E & C : Outre ces principes, quelle méthodologie préconisez-vous pour que les entreprises trouvent la voie d’actions de prévention adaptées à leur contexte ?

X. Z. : Il faut s’appuyer sur l’épistémologie des sciences sociales et déployer un diagnostic quantitatif et qualitatif. Ces méthodes sont complémentaires. Le questionnaire est un outil qui permet de révéler de grandes tendances et des logiques collectives. Le diagnostic qualitatif, avec des entretiens menés en face à face par un expert extérieur et indépendant, identifie plus finement la réalité des conditions de travail. Il permet de transformer les corrélations statistiques en lien causal. C’est ce type d’approche qui a par exemple été pratiqué par le cabinet Technologia dans le cadre de l’expertise commandée par France Télécom. Or aujourd’hui, on observe parfois une tendance au diagnostic a minima avec des entreprises qui réalisent seulement une enquête par questionnaire, et déploient ensuite un certain nombre de mesures. J’insiste : on ne peut pas faire l’économie d’entretiens. La prévention, du diagnostic au plan d’action, a certes un coût, mais il est bien moins grand que celui d’une absence de prévention.

PARCOURS

• Xavier Zunigo est sociologue du travail, docteur en sociologie à l’EHESS (Ecole des hautes études en sciences sociales).

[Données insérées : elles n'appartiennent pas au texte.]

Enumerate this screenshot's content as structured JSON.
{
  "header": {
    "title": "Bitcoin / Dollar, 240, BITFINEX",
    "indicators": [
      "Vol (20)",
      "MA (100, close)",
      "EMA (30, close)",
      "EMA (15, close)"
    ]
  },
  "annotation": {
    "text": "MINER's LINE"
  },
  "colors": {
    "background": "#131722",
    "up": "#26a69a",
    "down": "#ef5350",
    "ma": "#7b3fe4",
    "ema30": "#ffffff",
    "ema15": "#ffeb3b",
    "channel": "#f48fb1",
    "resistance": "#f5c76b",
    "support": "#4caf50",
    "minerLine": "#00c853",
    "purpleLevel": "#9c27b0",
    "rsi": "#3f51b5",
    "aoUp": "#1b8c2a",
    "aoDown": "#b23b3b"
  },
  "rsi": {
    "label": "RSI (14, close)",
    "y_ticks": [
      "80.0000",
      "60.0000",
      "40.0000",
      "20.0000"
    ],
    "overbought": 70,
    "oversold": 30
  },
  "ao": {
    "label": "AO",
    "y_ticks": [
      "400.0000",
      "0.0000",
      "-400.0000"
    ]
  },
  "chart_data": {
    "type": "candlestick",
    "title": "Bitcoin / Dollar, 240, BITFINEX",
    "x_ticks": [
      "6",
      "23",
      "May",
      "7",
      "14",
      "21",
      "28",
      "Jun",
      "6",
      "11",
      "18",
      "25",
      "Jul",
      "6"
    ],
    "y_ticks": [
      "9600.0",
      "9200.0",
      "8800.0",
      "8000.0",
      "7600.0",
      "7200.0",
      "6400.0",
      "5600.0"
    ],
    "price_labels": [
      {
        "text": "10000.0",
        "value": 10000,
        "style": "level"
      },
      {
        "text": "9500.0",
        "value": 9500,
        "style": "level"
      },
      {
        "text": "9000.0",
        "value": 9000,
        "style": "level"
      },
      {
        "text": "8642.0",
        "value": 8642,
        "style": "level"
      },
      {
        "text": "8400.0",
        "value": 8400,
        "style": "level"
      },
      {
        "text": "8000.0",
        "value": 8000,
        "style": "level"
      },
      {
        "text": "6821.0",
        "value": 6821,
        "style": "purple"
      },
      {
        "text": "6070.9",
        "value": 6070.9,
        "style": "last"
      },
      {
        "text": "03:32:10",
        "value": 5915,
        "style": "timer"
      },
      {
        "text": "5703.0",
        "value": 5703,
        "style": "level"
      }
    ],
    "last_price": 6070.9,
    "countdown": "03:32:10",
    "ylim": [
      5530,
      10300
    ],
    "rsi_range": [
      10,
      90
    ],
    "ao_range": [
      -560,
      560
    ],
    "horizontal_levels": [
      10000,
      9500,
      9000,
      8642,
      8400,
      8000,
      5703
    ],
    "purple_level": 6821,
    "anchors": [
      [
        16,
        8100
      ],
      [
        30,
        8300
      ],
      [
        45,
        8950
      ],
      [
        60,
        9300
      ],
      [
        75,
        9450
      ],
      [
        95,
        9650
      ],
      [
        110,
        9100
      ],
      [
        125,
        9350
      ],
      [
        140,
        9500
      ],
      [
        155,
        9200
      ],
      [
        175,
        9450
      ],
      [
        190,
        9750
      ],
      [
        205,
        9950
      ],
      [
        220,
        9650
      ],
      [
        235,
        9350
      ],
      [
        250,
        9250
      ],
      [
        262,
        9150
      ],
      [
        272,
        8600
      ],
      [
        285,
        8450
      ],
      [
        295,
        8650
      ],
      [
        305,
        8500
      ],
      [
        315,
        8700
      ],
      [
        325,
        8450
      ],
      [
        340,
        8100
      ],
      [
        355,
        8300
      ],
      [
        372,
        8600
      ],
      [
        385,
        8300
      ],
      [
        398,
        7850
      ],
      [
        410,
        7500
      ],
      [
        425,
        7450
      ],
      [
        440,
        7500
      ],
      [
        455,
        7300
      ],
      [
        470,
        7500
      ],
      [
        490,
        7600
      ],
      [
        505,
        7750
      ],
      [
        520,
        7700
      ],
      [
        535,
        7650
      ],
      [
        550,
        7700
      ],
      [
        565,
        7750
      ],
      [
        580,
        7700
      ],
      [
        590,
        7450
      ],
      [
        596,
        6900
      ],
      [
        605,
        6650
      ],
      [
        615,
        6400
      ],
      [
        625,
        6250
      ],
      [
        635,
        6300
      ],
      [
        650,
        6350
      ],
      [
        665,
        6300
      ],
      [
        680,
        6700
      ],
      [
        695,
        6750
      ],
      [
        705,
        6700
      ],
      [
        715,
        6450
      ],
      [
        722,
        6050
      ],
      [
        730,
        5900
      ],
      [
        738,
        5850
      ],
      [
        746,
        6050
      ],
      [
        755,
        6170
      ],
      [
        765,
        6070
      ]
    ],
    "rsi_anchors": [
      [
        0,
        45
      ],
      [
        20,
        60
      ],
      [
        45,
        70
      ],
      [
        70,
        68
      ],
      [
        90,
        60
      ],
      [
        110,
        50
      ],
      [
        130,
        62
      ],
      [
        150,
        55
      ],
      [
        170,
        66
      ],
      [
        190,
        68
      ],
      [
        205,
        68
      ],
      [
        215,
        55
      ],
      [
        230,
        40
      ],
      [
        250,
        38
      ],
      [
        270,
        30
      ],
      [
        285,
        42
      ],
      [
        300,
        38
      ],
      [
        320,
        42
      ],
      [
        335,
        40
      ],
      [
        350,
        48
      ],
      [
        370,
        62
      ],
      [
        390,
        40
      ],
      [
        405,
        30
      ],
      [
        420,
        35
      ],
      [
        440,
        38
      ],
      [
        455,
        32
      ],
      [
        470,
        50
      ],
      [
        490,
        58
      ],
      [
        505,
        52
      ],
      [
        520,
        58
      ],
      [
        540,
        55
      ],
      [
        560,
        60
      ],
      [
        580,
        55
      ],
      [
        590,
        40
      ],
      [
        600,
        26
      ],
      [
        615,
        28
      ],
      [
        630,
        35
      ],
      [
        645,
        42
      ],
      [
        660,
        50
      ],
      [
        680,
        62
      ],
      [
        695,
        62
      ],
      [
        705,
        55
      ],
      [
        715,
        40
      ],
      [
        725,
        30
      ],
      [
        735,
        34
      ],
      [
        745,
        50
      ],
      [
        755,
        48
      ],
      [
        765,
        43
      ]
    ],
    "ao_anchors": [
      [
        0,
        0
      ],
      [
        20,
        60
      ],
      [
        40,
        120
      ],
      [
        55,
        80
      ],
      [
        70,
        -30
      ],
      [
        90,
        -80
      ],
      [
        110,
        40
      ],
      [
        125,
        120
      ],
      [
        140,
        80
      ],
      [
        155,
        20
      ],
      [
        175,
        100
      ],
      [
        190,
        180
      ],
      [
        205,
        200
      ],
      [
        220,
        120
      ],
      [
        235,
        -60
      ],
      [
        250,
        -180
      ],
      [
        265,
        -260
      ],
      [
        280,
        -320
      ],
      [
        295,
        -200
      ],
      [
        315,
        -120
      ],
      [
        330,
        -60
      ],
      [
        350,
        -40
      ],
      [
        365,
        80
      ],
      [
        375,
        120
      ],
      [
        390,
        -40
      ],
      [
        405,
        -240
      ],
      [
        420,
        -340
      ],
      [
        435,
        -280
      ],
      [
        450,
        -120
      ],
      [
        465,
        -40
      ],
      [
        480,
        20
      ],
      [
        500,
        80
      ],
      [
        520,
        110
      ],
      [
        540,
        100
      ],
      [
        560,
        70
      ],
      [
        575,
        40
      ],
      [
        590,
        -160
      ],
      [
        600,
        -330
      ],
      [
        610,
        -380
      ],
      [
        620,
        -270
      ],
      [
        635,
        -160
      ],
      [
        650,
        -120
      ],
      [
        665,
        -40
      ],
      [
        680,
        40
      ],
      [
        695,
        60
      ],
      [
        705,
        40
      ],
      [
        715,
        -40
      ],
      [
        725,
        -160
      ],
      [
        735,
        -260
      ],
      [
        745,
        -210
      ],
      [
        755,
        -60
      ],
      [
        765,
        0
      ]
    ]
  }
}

• Il est également consultant en organisation du travail et risques psychosociaux et expert pour le compte des expertises CHSCT menées par le cabinet Technologia. Il a notamment été responsable scientifique du diagnostic sur la souffrance au travail réalisé pour France Télécom.

LECTURES

• Travailler pour être heureux ? Le bonheur et le travail en France, Christian Baudelot, Michel Gollac, Fayard, 2003.

• Les désordres du travail. Enquête sur le nouveau productivisme, Philippe Askenazy, Seuil, 2004.

• L’évaluation du travail à l’épreuve du réel. Critique des fondements de l’évaluation, Christophe Dejours, Inra Editions, 2003.